# Loyola Marymount MFA Feature Film Screenwriting



## babbinsteffey (May 16, 2011)

Okay, so I applied to Loyola Marymount back in February and I called them 2 weeks ago to submit more of my work and they told me I made the waitlist. It's the middle of May and I still haven't heard any final decision though. Nor anything from Chapman U! These are the only schools I'm waiting to hear from and I'm absolutely losing my mind! Is anyone else in the same boat? Are a lot of people waiting to hear from Chapman to make final decisions or something? Should I just give up hope?
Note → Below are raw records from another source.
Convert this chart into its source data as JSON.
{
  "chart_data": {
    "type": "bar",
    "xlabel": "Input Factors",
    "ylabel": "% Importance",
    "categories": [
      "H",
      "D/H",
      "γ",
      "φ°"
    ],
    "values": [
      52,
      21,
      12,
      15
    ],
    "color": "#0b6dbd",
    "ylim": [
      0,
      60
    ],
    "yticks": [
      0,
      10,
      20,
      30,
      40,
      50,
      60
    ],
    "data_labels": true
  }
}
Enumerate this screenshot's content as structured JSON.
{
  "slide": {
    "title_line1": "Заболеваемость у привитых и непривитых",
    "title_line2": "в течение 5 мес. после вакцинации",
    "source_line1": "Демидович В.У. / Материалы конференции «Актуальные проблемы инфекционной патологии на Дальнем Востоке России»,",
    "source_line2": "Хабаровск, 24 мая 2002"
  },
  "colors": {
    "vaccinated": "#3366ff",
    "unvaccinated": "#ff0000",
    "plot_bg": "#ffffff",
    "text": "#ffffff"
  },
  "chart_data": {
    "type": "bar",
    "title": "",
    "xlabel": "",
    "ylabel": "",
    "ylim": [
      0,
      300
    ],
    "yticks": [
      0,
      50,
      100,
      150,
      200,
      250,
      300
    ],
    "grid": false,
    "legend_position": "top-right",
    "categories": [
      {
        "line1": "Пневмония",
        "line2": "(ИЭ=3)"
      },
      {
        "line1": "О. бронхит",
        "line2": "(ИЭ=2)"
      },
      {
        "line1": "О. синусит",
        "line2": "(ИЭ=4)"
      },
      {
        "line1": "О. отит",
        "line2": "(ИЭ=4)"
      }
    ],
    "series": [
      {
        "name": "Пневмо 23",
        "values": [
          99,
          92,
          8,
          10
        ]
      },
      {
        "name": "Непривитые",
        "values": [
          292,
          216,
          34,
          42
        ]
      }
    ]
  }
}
What's going on??


----------



## skipper (May 18, 2011)

Hey babbinsteffey, I was waitlisted at LMU when I applied (I got in, just finished 2nd year).

I couldn't remember when I found out so I went through my old emails just now--it looks like I got an official letter around the end of the first week of June. I would suggest maybe emailing them again towards the end of May and asking for a timeline.

As for Chapman...I also never got any official emails or letters from them. I got a random phone call one day in the spring and some guy asked me a few questions, then I never heard anything until I got another phone call in mid-to-late July asking if I was still interested in attending. They required a $1000 deposit and apparently they were having issues with students who had committed to the program then ended up not being able to pull the money together. But by that point in the summer I had already paid my deposits at LMU, so it was too little too late.

Don't give up hope yet!


----------



## RAW (Jun 15, 2011)

Hey babbinsteffey, I got waitlisted as well.  Did you hear any new word on your situation?


----------